İşlerin yaratılması ve kader
Sual: İşlerin yaratılması ve kader hususunda bilgi verir misiniz?
CEVAP
Kader, Allahü teâlânın, olacak şeyleri ezelde bilmesidir. Kaza, kaderde bulunan şeyleri, zamanı gelince yaratmasıdır. Kaderin iyisi, kötüsü, tatlısı, acısı, hep Allahü teâlâdandır. İmam-ı Rabbanî hazretleri buyuruyor ki:
İman-küfür, hayr-şer, hidayet-dalalet, taat-günah, Hak teâlânın yaratması olup, hepsi de Onun takdir ve iradesiyledir. Hak teâlâ sevabı ve günahı kulların ameline bağlı kılmıştır. İnsanı iradesine bırakmış, azabı ve sevabı, iradenin sarfına bağlı kılmıştır ki, buna kesb denir. Kesb, kuldan; yaratmak, Allahü teâlâdandır. İmam-ı a'zam hazretleri, İmam-ı Cafer-i Sadık hazretlerine sordu:
- Allahü teâlâ, insanların istekli işlerini, onların arzusuna bırakmış mıdır?
- Allahü teâlâ, rübubiyetini, [yaratmayı] aciz kullara bırakmaz.
- İnsana, işleri zor ile mi yaptırıyor?
- Allahü teâlâ adildir, zorla günah işletip, sonra da cehenneme sokmak, adaletine yakışmaz.
- O hâlde, insanların, istekli hareketini kim yapıyor?
- İşleri ne insanların arzusuna bırakmış, ne de kimseyi, o işleri yapmaya mecbur bırakmıştır. İkisi arası olagelmektedir. Yaratmayı kullarına bırakmadığı gibi, zor ile de yaptırmaz.

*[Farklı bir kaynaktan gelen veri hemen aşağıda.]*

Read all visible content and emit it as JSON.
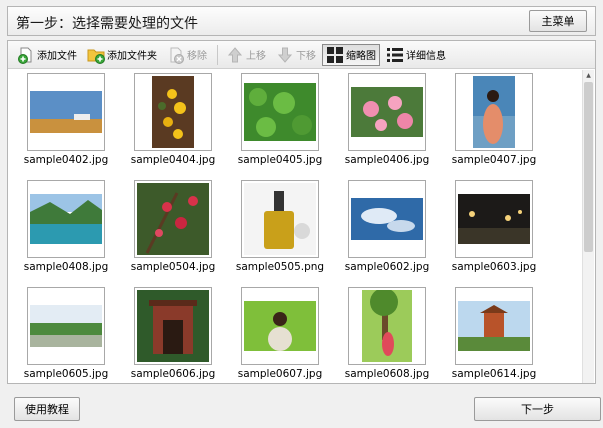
{
  "header": {
    "title": "第一步：选择需要处理的文件",
    "main_menu_label": "主菜单"
  },
  "toolbar": {
    "add_file": "添加文件",
    "add_folder": "添加文件夹",
    "remove": "移除",
    "move_up": "上移",
    "move_down": "下移",
    "thumbnail": "缩略图",
    "details": "详细信息"
  },
  "files": [
    {
      "name": "sample0402.jpg",
      "img": "a"
    },
    {
      "name": "sample0404.jpg",
      "img": "b"
    },
    {
      "name": "sample0405.jpg",
      "img": "c"
    },
    {
      "name": "sample0406.jpg",
      "img": "d"
    },
    {
      "name": "sample0407.jpg",
      "img": "e"
    },
    {
      "name": "sample0408.jpg",
      "img": "f"
    },
    {
      "name": "sample0504.jpg",
      "img": "g"
    },
    {
      "name": "sample0505.png",
      "img": "h"
    },
    {
      "name": "sample0602.jpg",
      "img": "i"
    },
    {
      "name": "sample0603.jpg",
      "img": "j"
    },
    {
      "name": "sample0605.jpg",
      "img": "k"
    },
    {
      "name": "sample0606.jpg",
      "img": "l"
    },
    {
      "name": "sample0607.jpg",
      "img": "m"
    },
    {
      "name": "sample0608.jpg",
      "img": "n"
    },
    {
      "name": "sample0614.jpg",
      "img": "o"
    }
  ],
  "footer": {
    "tutorial_label": "使用教程",
    "next_label": "下一步"
  }
}
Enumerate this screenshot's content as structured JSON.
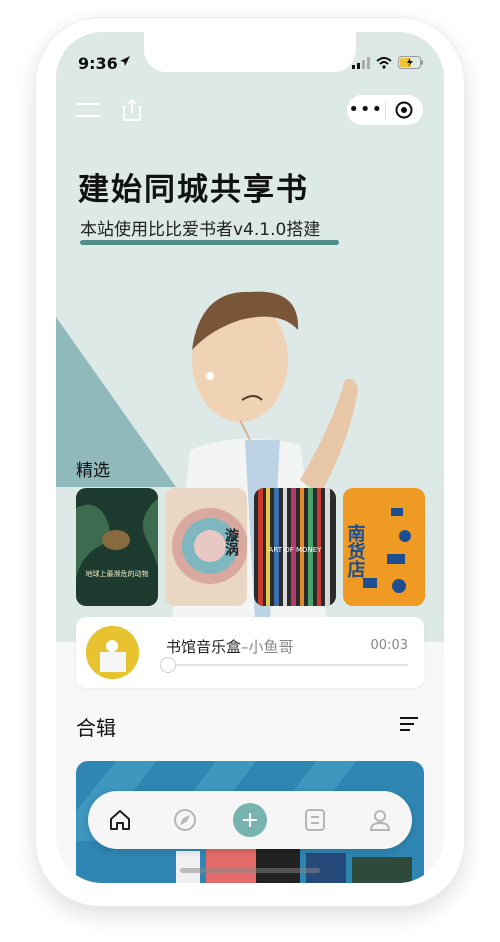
{
  "status": {
    "time": "9:36"
  },
  "header": {
    "title": "建始同城共享书",
    "subtitle": "本站使用比比爱书者v4.1.0搭建"
  },
  "featured": {
    "label": "精选",
    "books": [
      {
        "title": "地球上最濒危的动物",
        "color": "#1d3b2f"
      },
      {
        "title": "漩涡",
        "color": "#e9d6c3"
      },
      {
        "title": "ART OF MONEY",
        "color": "#2b2b2b"
      },
      {
        "title": "南货店",
        "color": "#ef9a22"
      }
    ]
  },
  "player": {
    "track": "书馆音乐盒",
    "artist": "–小鱼哥",
    "time": "00:03",
    "progress": 0
  },
  "albums": {
    "label": "合辑"
  },
  "colors": {
    "accent": "#78b3b0",
    "hero_bg": "#dce9e7",
    "underline": "#4f8f8a"
  },
  "tabbar": {
    "items": [
      "home-icon",
      "compass-icon",
      "plus-icon",
      "list-icon",
      "user-icon"
    ]
  }
}
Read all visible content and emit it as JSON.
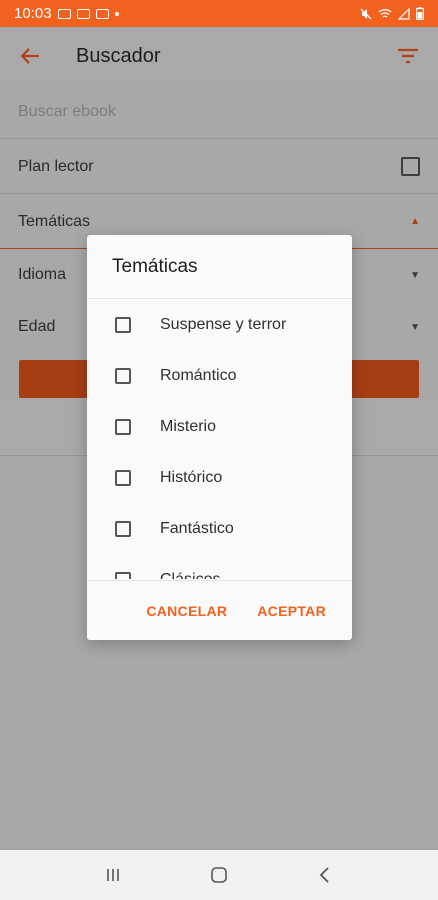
{
  "status_bar": {
    "time": "10:03",
    "colors": {
      "background": "#f2611d"
    }
  },
  "app_bar": {
    "title": "Buscador",
    "back_icon": "arrow-back-icon",
    "filter_icon": "filter-icon"
  },
  "form": {
    "search_placeholder": "Buscar ebook",
    "plan_lector_label": "Plan lector",
    "tematicas_label": "Temáticas",
    "idioma_label": "Idioma",
    "edad_label": "Edad"
  },
  "dialog": {
    "title": "Temáticas",
    "items": [
      {
        "label": "Suspense y terror",
        "checked": false
      },
      {
        "label": "Romántico",
        "checked": false
      },
      {
        "label": "Misterio",
        "checked": false
      },
      {
        "label": "Histórico",
        "checked": false
      },
      {
        "label": "Fantástico",
        "checked": false
      },
      {
        "label": "Clásicos",
        "checked": false
      }
    ],
    "cancel_label": "CANCELAR",
    "accept_label": "ACEPTAR"
  },
  "nav_bar": {
    "recents_icon": "recents-icon",
    "home_icon": "home-icon",
    "back_icon": "nav-back-icon"
  },
  "colors": {
    "accent": "#f2611d",
    "scrim": "#a8a8a8"
  }
}
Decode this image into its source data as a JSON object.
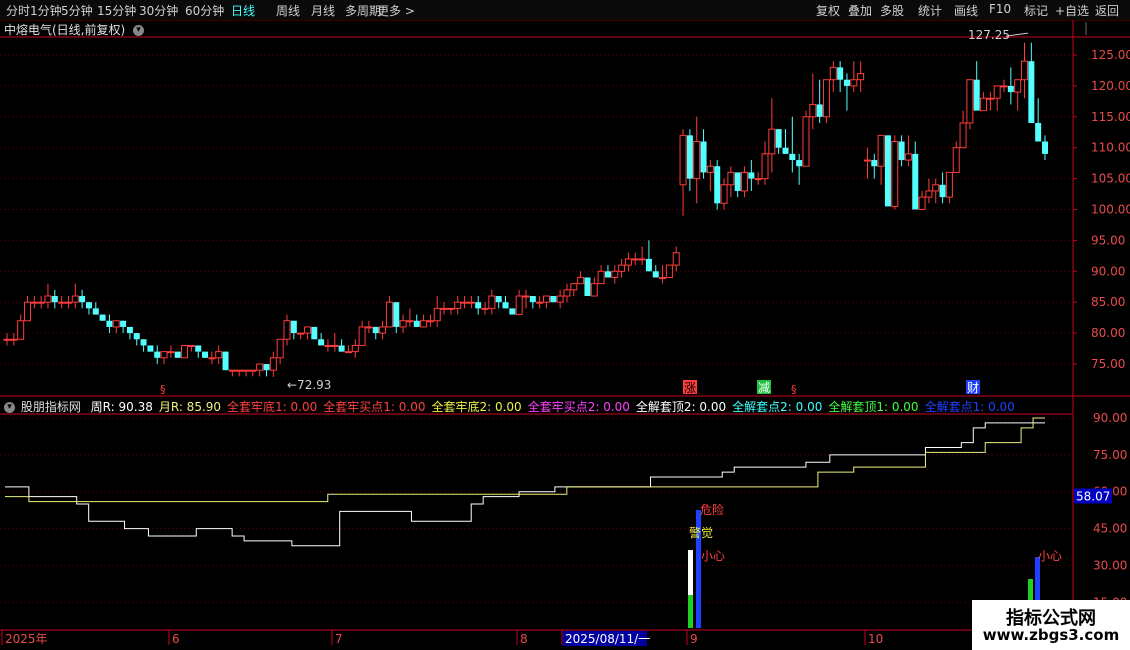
{
  "toolbar": {
    "periods": [
      "分时",
      "1分钟",
      "5分钟",
      "15分钟",
      "30分钟",
      "60分钟",
      "日线",
      "周线",
      "月线",
      "多周期",
      "更多 >"
    ],
    "active_period": "日线",
    "actions": [
      "复权",
      "叠加",
      "多股",
      "统计",
      "画线",
      "F10",
      "标记",
      "+自选",
      "返回"
    ]
  },
  "stock": {
    "title": "中熔电气(日线,前复权)"
  },
  "colors": {
    "up": "#ff3b3b",
    "down": "#54ffff",
    "grid": "#6b0000",
    "axis": "#c8001e",
    "text_axis": "#e84b4b",
    "yellow": "#f0f080",
    "white": "#ffffff"
  },
  "chart_data": {
    "type": "candlestick",
    "annotations": {
      "high_label": "127.25",
      "low_label": "72.93"
    },
    "price_ticks": [
      "125.00",
      "120.00",
      "115.00",
      "110.00",
      "105.00",
      "100.00",
      "95.00",
      "90.00",
      "85.00",
      "80.00",
      "75.00"
    ],
    "x_labels": [
      "2025年",
      "6",
      "7",
      "8",
      "2025/08/11/一",
      "9",
      "10"
    ],
    "candles": [
      [
        79,
        80,
        78,
        79
      ],
      [
        79,
        80,
        78,
        79
      ],
      [
        79,
        83,
        79,
        82
      ],
      [
        82,
        86,
        82,
        85
      ],
      [
        85,
        86,
        84,
        85
      ],
      [
        85,
        86,
        84,
        85
      ],
      [
        85,
        88,
        84,
        86
      ],
      [
        86,
        87,
        84,
        85
      ],
      [
        85,
        86,
        84,
        85
      ],
      [
        85,
        86,
        84,
        85
      ],
      [
        85,
        88,
        84,
        86
      ],
      [
        86,
        87,
        84,
        85
      ],
      [
        85,
        85,
        83,
        84
      ],
      [
        84,
        85,
        83,
        83
      ],
      [
        83,
        83,
        82,
        82
      ],
      [
        82,
        83,
        80,
        81
      ],
      [
        81,
        82,
        80,
        82
      ],
      [
        82,
        82,
        80,
        81
      ],
      [
        81,
        81,
        79,
        80
      ],
      [
        80,
        80,
        78,
        79
      ],
      [
        79,
        79,
        77,
        78
      ],
      [
        78,
        78,
        77,
        77
      ],
      [
        77,
        78,
        75,
        76
      ],
      [
        76,
        77,
        75,
        77
      ],
      [
        77,
        78,
        76,
        77
      ],
      [
        77,
        77,
        76,
        76
      ],
      [
        76,
        78,
        76,
        78
      ],
      [
        78,
        78,
        77,
        78
      ],
      [
        78,
        78,
        76,
        77
      ],
      [
        77,
        77,
        76,
        76
      ],
      [
        76,
        77,
        75,
        76
      ],
      [
        76,
        78,
        75,
        77
      ],
      [
        77,
        77,
        74,
        74
      ],
      [
        74,
        74,
        73,
        74
      ],
      [
        74,
        74,
        73,
        74
      ],
      [
        74,
        74,
        73,
        74
      ],
      [
        74,
        74,
        73,
        74
      ],
      [
        74,
        75,
        73,
        75
      ],
      [
        75,
        75,
        73,
        74
      ],
      [
        74,
        77,
        72.9,
        76
      ],
      [
        76,
        79,
        75,
        79
      ],
      [
        79,
        83,
        78,
        82
      ],
      [
        82,
        82,
        79,
        80
      ],
      [
        80,
        80,
        79,
        80
      ],
      [
        80,
        81,
        79,
        81
      ],
      [
        81,
        81,
        79,
        79
      ],
      [
        79,
        80,
        78,
        78
      ],
      [
        78,
        79,
        77,
        78
      ],
      [
        78,
        80,
        77,
        78
      ],
      [
        78,
        79,
        77,
        77
      ],
      [
        77,
        78,
        77,
        77
      ],
      [
        77,
        79,
        76,
        78
      ],
      [
        78,
        82,
        78,
        81
      ],
      [
        81,
        82,
        80,
        81
      ],
      [
        81,
        81,
        79,
        80
      ],
      [
        80,
        82,
        79,
        81
      ],
      [
        81,
        86,
        81,
        85
      ],
      [
        85,
        85,
        80,
        81
      ],
      [
        81,
        83,
        80,
        82
      ],
      [
        82,
        84,
        81,
        82
      ],
      [
        82,
        83,
        81,
        81
      ],
      [
        81,
        83,
        81,
        82
      ],
      [
        82,
        83,
        81,
        82
      ],
      [
        82,
        86,
        81,
        84
      ],
      [
        84,
        85,
        83,
        84
      ],
      [
        84,
        84,
        83,
        84
      ],
      [
        84,
        86,
        83,
        85
      ],
      [
        85,
        86,
        84,
        85
      ],
      [
        85,
        86,
        84,
        85
      ],
      [
        85,
        86,
        83,
        84
      ],
      [
        84,
        85,
        83,
        84
      ],
      [
        84,
        87,
        83,
        86
      ],
      [
        86,
        86,
        84,
        85
      ],
      [
        85,
        86,
        84,
        84
      ],
      [
        84,
        84,
        83,
        83
      ],
      [
        83,
        87,
        83,
        86
      ],
      [
        86,
        87,
        84,
        86
      ],
      [
        86,
        86,
        84,
        85
      ],
      [
        85,
        86,
        84,
        85
      ],
      [
        85,
        86,
        84,
        86
      ],
      [
        86,
        86,
        85,
        85
      ],
      [
        85,
        87,
        84,
        86
      ],
      [
        86,
        88,
        85,
        87
      ],
      [
        87,
        88,
        86,
        88
      ],
      [
        88,
        90,
        88,
        89
      ],
      [
        89,
        89,
        86,
        86
      ],
      [
        86,
        89,
        86,
        88
      ],
      [
        88,
        91,
        88,
        90
      ],
      [
        90,
        91,
        89,
        89
      ],
      [
        89,
        91,
        88,
        90
      ],
      [
        90,
        92,
        89,
        91
      ],
      [
        91,
        93,
        90,
        92
      ],
      [
        92,
        93,
        91,
        92
      ],
      [
        92,
        94,
        91,
        92
      ],
      [
        92,
        95,
        90,
        90
      ],
      [
        90,
        91,
        89,
        89
      ],
      [
        89,
        91,
        88,
        89
      ],
      [
        89,
        91,
        89,
        91
      ],
      [
        91,
        94,
        90,
        93
      ],
      [
        104,
        113,
        99,
        112
      ],
      [
        112,
        113,
        103,
        105
      ],
      [
        105,
        115,
        101,
        111
      ],
      [
        111,
        113,
        105,
        106
      ],
      [
        106,
        108,
        103,
        107
      ],
      [
        107,
        108,
        100,
        101
      ],
      [
        101,
        105,
        100,
        104
      ],
      [
        104,
        107,
        102,
        106
      ],
      [
        106,
        106,
        102,
        103
      ],
      [
        103,
        107,
        102,
        106
      ],
      [
        106,
        108,
        103,
        105
      ],
      [
        105,
        106,
        104,
        105
      ],
      [
        105,
        111,
        104,
        109
      ],
      [
        109,
        118,
        106,
        113
      ],
      [
        113,
        113,
        109,
        110
      ],
      [
        110,
        113,
        109,
        109
      ],
      [
        109,
        115,
        106,
        108
      ],
      [
        108,
        109,
        104,
        107
      ],
      [
        107,
        116,
        107,
        115
      ],
      [
        115,
        122,
        113,
        117
      ],
      [
        117,
        121,
        114,
        115
      ],
      [
        115,
        121,
        114,
        121
      ],
      [
        121,
        124,
        119,
        123
      ],
      [
        123,
        124,
        119,
        121
      ],
      [
        121,
        122,
        116,
        120
      ],
      [
        120,
        124,
        119,
        121
      ],
      [
        121,
        124,
        119,
        122
      ],
      [
        108,
        110,
        105,
        108
      ],
      [
        108,
        109,
        105,
        107
      ],
      [
        107,
        112,
        104,
        112
      ],
      [
        112,
        112,
        101,
        100.5
      ],
      [
        100.5,
        112,
        100,
        111
      ],
      [
        111,
        112,
        107,
        108
      ],
      [
        108,
        112,
        107,
        109
      ],
      [
        109,
        111,
        101,
        100
      ],
      [
        100,
        103,
        100,
        102
      ],
      [
        102,
        105,
        101,
        103
      ],
      [
        103,
        105,
        101,
        104
      ],
      [
        104,
        106,
        101,
        102
      ],
      [
        102,
        106,
        101,
        106
      ],
      [
        106,
        111,
        106,
        110
      ],
      [
        110,
        116,
        110,
        114
      ],
      [
        114,
        120,
        113,
        121
      ],
      [
        121,
        124,
        119,
        116
      ],
      [
        116,
        119,
        116,
        118
      ],
      [
        118,
        119,
        116,
        118
      ],
      [
        118,
        120,
        116,
        120
      ],
      [
        120,
        121,
        119,
        120
      ],
      [
        120,
        123,
        117,
        119
      ],
      [
        119,
        121,
        116,
        121
      ],
      [
        121,
        127,
        118,
        124
      ],
      [
        124,
        127,
        115,
        114
      ],
      [
        114,
        118,
        112,
        111
      ],
      [
        111,
        112,
        108,
        109
      ]
    ],
    "event_markers": [
      "涨",
      "减",
      "财"
    ],
    "indicator": {
      "name": "股朋指标网",
      "legend": [
        {
          "label": "周R: 90.38",
          "color": "#ffffff"
        },
        {
          "label": "月R: 85.90",
          "color": "#f0f080"
        },
        {
          "label": "全套牢底1: 0.00",
          "color": "#ff4040"
        },
        {
          "label": "全套牢买点1: 0.00",
          "color": "#ff4040"
        },
        {
          "label": "全套牢底2: 0.00",
          "color": "#f0f040"
        },
        {
          "label": "全套牢买点2: 0.00",
          "color": "#ff40ff"
        },
        {
          "label": "全解套顶2: 0.00",
          "color": "#ffffff"
        },
        {
          "label": "全解套点2: 0.00",
          "color": "#40ffff"
        },
        {
          "label": "全解套顶1: 0.00",
          "color": "#40ff40"
        },
        {
          "label": "全解套点1: 0.00",
          "color": "#2040ff"
        }
      ],
      "ticks": [
        "90.00",
        "75.00",
        "60.00",
        "45.00",
        "30.00",
        "15.00"
      ],
      "current_value": "58.07",
      "signals": [
        {
          "label": "危险",
          "color": "#ff4040"
        },
        {
          "label": "警觉",
          "color": "#f0f040"
        },
        {
          "label": "小心",
          "color": "#ff4040"
        },
        {
          "label": "小心",
          "color": "#ff4040"
        }
      ],
      "white_line": [
        62,
        62,
        58,
        58,
        58,
        58,
        55,
        48,
        48,
        48,
        45,
        45,
        42,
        42,
        42,
        42,
        45,
        45,
        45,
        42,
        40,
        40,
        40,
        40,
        38,
        38,
        38,
        38,
        52,
        52,
        52,
        52,
        52,
        52,
        48,
        48,
        48,
        48,
        48,
        55,
        58,
        58,
        58,
        60,
        60,
        60,
        62,
        62,
        62,
        62,
        62,
        62,
        62,
        62,
        66,
        66,
        66,
        66,
        66,
        66,
        68,
        70,
        70,
        70,
        70,
        70,
        70,
        72,
        72,
        75,
        75,
        75,
        75,
        75,
        75,
        75,
        75,
        78,
        78,
        78,
        80,
        86,
        88,
        88,
        88,
        88,
        88,
        88
      ],
      "yellow_line": [
        58,
        58,
        56,
        56,
        56,
        56,
        56,
        56,
        56,
        56,
        56,
        56,
        56,
        56,
        56,
        56,
        56,
        56,
        56,
        56,
        56,
        56,
        56,
        56,
        56,
        56,
        56,
        59,
        59,
        59,
        59,
        59,
        59,
        59,
        59,
        59,
        59,
        59,
        59,
        59,
        59,
        59,
        59,
        59,
        59,
        59,
        59,
        62,
        62,
        62,
        62,
        62,
        62,
        62,
        62,
        62,
        62,
        62,
        62,
        62,
        62,
        62,
        62,
        62,
        62,
        62,
        62,
        62,
        68,
        68,
        68,
        70,
        70,
        70,
        70,
        70,
        70,
        76,
        76,
        76,
        76,
        76,
        80,
        80,
        80,
        86,
        90,
        90
      ]
    }
  },
  "watermark": {
    "title": "指标公式网",
    "url": "www.zbgs3.com"
  }
}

[Kur'an-ı kerimde de, (Rabbin, kendi istediğini yaratır. Yalnız O ihtiyar eder, seçer. Onların irade ve ihtiyarları [seçim hakkı] yoktur) buyuruluyor. (Kasas 68)]
Mu'tezile kadere inanmadı. Kader, bir insanın bir işi kendi ihtiyarı ile yapıp yapmayacağını, Allahü teâlânın, önceden bilmesi demektir ki, insanda ihtiyarın bulunduğunu göstermektedir. Allahü teâlânın yaratacağı şeyleri ezelde bilmesi, irade sıfatını yok etmediği gibi, kullarının yapacağı şeyleri de ezelde bilmesi, kulların irade ve ihtiyar sahibi olmalarına mani değildir. (Mek. Rabbanî)
Mu'tezileden Abdülcebbar Hemedani, Ehl-i sünnet âlimlerinden Ebu İshak İsferaini'ye sordu:
- Allah, kötülüğü, günahı istemez ve yaratmaz. Bunları şeytan yaratmıyor mu?
- Hayrı da, şerri de, her şeyi Allahü teâlâ yaratır. Onun mülkünde yalnız Onun dilediği var olur. Başkası bir şey yaratamaz.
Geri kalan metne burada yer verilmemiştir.